Le sens du commun s’est tellement éclipsé que la plupart des Français veulent désormais entreprendre la destruction des ruines de leur monde, en jugeant que la politique n’est pas assez privatisée. Se débarrassant de leur mission de citoyen jusqu’à la lie, 59% d’entre eux souhaiteraient que la direction de leur pays revienne à des « experts non élus » (Ifop, 2018). Pour les 18-24 ans, ce taux monte à 70%. La plus sombre des perspectives envisagées par Erich Fromm (6) se concrétise. Les individus, exploités et méprisés par l’empire financier qui les dépasse, finissent par ne plus croire en leur propre force et se considèrent alors de nouveau comme des enfants à guider.
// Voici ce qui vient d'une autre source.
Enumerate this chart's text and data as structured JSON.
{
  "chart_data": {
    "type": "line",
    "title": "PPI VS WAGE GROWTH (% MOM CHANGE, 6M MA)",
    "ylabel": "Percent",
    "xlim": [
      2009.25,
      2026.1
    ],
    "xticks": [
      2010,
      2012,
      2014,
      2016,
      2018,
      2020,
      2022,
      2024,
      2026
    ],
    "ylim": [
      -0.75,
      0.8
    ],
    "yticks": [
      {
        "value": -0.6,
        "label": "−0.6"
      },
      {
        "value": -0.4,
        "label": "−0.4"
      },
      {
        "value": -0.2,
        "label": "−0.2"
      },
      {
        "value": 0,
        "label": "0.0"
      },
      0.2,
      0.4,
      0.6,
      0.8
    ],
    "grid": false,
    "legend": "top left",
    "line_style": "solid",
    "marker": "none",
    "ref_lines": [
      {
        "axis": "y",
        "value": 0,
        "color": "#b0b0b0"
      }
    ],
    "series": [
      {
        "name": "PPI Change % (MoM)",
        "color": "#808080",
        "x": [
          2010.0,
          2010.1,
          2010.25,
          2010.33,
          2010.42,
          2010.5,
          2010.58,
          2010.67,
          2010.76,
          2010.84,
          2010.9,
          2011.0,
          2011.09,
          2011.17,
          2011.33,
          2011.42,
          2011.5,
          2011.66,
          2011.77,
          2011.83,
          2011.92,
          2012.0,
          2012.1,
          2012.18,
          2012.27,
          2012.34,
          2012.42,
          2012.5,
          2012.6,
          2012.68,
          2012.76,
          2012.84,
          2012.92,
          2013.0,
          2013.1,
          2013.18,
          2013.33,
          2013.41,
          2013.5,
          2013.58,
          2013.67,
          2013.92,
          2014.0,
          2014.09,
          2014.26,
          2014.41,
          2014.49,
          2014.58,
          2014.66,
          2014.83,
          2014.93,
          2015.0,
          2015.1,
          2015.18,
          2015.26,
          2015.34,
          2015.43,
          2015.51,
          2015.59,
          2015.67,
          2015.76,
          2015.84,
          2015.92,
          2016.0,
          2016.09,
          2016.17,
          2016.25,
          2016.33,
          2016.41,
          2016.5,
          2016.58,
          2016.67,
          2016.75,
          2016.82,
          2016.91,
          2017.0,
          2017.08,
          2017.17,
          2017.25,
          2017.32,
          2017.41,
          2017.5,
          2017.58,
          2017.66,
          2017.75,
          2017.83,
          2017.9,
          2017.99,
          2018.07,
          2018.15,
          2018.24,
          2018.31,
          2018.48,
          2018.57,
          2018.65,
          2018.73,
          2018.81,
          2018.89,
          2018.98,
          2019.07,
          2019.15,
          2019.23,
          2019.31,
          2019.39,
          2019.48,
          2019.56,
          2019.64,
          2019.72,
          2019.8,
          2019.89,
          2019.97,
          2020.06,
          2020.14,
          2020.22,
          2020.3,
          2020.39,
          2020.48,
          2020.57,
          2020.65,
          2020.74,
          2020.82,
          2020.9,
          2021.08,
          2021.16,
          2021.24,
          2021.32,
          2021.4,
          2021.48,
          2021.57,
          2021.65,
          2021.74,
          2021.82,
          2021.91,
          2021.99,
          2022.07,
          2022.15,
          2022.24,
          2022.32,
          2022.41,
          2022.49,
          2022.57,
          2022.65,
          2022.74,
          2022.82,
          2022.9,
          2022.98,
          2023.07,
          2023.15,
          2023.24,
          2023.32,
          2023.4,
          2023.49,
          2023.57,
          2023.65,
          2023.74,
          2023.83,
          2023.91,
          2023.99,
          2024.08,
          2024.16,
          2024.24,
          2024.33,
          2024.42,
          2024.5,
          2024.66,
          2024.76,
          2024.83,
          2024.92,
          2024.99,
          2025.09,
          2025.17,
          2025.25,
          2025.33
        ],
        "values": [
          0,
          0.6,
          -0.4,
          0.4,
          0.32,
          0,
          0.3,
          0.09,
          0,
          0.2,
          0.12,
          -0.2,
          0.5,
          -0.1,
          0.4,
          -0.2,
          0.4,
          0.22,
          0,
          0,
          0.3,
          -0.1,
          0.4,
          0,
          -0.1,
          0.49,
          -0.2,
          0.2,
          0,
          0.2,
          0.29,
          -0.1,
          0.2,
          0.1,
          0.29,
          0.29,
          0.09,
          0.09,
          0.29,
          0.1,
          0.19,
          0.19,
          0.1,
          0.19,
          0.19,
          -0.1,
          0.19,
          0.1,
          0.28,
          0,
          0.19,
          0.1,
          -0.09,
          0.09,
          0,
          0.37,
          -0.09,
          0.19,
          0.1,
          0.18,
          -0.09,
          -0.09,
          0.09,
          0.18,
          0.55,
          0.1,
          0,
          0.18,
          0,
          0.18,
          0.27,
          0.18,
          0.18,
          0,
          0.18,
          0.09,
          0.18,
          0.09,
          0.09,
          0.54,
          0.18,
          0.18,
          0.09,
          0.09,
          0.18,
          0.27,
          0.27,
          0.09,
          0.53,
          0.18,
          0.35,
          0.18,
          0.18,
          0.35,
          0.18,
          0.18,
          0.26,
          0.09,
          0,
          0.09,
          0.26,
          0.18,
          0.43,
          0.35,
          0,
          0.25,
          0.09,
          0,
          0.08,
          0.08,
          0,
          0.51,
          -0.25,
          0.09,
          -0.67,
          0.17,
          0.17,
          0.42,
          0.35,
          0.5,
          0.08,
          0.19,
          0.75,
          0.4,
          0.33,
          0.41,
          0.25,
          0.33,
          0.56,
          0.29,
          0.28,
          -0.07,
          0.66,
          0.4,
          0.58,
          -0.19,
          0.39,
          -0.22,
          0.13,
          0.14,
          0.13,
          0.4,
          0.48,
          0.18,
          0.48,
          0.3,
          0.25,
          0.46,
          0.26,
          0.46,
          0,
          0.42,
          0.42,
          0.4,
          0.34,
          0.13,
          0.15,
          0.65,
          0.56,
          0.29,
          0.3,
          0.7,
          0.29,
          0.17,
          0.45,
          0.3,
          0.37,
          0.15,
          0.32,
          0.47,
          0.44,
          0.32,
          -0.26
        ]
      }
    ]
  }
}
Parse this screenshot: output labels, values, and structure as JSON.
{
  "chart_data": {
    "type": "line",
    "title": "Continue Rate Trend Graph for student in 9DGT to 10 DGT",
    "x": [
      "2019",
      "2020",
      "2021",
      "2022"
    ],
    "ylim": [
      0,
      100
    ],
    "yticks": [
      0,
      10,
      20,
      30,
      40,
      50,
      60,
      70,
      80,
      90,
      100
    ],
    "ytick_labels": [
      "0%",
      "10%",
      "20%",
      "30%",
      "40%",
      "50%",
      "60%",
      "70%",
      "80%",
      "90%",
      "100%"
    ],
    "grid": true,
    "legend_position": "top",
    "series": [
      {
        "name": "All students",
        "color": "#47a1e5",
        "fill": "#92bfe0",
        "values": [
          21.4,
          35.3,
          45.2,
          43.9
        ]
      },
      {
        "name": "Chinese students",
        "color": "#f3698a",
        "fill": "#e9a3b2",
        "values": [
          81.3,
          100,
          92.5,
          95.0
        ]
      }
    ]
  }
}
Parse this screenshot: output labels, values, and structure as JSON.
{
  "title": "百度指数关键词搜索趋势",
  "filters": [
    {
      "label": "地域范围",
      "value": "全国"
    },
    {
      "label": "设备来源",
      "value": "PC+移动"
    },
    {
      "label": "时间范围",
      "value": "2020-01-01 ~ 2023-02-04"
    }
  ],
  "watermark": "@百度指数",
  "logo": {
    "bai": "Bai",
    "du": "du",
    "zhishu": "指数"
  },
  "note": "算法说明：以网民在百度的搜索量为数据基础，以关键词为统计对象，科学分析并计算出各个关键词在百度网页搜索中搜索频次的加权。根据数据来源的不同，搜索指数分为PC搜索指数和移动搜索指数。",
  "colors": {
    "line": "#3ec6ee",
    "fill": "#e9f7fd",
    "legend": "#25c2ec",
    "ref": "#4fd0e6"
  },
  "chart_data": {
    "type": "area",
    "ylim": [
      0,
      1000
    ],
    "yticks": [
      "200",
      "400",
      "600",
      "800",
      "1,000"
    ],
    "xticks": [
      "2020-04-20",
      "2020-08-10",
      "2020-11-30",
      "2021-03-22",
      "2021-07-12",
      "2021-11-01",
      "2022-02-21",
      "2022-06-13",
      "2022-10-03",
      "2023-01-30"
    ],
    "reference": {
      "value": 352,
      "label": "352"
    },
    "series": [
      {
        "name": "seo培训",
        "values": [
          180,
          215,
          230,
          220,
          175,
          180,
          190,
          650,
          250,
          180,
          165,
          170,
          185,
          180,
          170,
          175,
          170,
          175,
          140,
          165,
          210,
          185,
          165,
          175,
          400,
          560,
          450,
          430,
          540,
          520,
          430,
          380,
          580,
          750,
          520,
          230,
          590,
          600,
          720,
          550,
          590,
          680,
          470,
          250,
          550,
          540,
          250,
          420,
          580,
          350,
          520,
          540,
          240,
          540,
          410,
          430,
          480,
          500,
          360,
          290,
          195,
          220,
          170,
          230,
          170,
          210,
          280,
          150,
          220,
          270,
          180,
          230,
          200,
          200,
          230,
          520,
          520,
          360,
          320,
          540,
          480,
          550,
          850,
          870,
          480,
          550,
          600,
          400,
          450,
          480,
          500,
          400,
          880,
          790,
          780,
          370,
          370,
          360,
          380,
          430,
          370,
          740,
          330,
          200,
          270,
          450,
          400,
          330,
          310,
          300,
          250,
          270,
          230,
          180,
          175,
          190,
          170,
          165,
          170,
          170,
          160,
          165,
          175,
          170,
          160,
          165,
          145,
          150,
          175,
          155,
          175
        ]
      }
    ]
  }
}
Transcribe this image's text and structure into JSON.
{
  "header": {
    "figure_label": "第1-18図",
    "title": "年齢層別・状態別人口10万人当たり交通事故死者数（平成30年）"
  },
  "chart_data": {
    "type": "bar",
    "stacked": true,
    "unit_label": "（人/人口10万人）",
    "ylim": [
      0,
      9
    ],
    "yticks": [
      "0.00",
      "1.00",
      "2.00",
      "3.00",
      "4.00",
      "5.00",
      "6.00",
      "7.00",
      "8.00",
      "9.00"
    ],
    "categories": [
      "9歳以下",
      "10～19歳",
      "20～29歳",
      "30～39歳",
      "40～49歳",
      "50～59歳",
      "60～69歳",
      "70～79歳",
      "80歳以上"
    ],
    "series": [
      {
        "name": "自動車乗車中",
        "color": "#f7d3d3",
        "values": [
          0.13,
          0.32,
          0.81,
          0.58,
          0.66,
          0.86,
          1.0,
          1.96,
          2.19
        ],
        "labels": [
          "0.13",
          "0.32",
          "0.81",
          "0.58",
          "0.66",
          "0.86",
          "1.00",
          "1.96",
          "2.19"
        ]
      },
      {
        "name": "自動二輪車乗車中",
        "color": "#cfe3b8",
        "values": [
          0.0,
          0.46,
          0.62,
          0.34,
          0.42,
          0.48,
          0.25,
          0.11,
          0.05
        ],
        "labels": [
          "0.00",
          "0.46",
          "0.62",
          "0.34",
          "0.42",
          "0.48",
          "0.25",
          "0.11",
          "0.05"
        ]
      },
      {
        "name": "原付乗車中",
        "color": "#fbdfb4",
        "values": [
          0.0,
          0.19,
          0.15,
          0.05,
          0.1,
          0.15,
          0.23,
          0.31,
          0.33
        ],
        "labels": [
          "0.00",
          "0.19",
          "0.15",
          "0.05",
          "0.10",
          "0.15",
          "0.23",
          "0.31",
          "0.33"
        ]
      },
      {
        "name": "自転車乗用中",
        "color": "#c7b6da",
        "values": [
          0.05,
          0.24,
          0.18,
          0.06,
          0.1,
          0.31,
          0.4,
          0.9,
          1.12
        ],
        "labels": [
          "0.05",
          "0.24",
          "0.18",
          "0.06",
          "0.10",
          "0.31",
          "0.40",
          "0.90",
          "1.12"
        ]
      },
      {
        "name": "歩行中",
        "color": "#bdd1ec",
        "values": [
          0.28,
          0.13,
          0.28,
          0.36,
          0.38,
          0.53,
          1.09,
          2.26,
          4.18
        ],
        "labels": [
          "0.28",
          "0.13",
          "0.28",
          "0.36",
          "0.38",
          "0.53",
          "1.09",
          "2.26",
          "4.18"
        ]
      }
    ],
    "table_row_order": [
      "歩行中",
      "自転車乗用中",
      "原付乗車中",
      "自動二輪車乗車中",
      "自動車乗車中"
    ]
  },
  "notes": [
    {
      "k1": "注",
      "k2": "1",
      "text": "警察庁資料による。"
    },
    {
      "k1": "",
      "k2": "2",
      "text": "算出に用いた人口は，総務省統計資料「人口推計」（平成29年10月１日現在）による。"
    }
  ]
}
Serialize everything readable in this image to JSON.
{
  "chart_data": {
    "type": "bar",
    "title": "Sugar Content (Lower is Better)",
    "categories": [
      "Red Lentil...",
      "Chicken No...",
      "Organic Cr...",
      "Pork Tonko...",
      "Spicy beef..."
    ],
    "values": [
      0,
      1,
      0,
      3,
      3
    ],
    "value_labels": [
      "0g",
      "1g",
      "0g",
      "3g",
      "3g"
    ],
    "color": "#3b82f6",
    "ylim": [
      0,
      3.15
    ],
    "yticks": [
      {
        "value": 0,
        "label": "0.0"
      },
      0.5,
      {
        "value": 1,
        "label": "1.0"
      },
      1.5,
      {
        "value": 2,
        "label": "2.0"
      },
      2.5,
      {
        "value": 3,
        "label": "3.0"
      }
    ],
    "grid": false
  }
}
Pour soulager un sentiment d’impuissance et d’insécurité, ils « sont prêts à se soumettre aux nouvelles autorités qui s’offrent à eux et les soulagent du doute ».

La fin du monde a déjà eu lieu. La nouvelle n’est pas très répandue. Ce fait même participe de la fin du monde. Pendant ce temps, des théoriciens essayent de savoir quand et comment le monde pourrait « s’effondrer ». Mais ces théories de l’effondrement, ces collapsologies ne parlent généralement pas de fin du monde. Elles abordent quelque chose de pire encore : la fin de toute possibilité de faire un monde, la fin de tout matériau disponible pour construire quoi que ce soit, tout étant devenu cendres et guerres. Pour l’instant, seule la fin du monde est arrivée ; pas la possibilité, fût-elle infime, d’en fonder un nouveau.

– Léonor Franc



Sources :

(1) Arendt, Condition de l’homme moderne, trad. fr. G. Fradier, Paris, Presses Pocket Agora, p. 151.

(2) Baudrillard, La société de consommation, Denoël, Paris, 1970, p. 244.

(3)  Ibid., p. 145.

(4) Idaline Droz-Vincent, « L’idée de monde chez Hannah Arendt », in Philopsis, revue numérique, 2016, https://philopsis.fr/

(5) « Pourquoi nous faisons semblant de vivre en démocratie », in MrMondialisation, 2023.

(6)  E. Fromm, La peur de la liberté (1941), Paris, Les Belles Lettres, 2021, p. 183.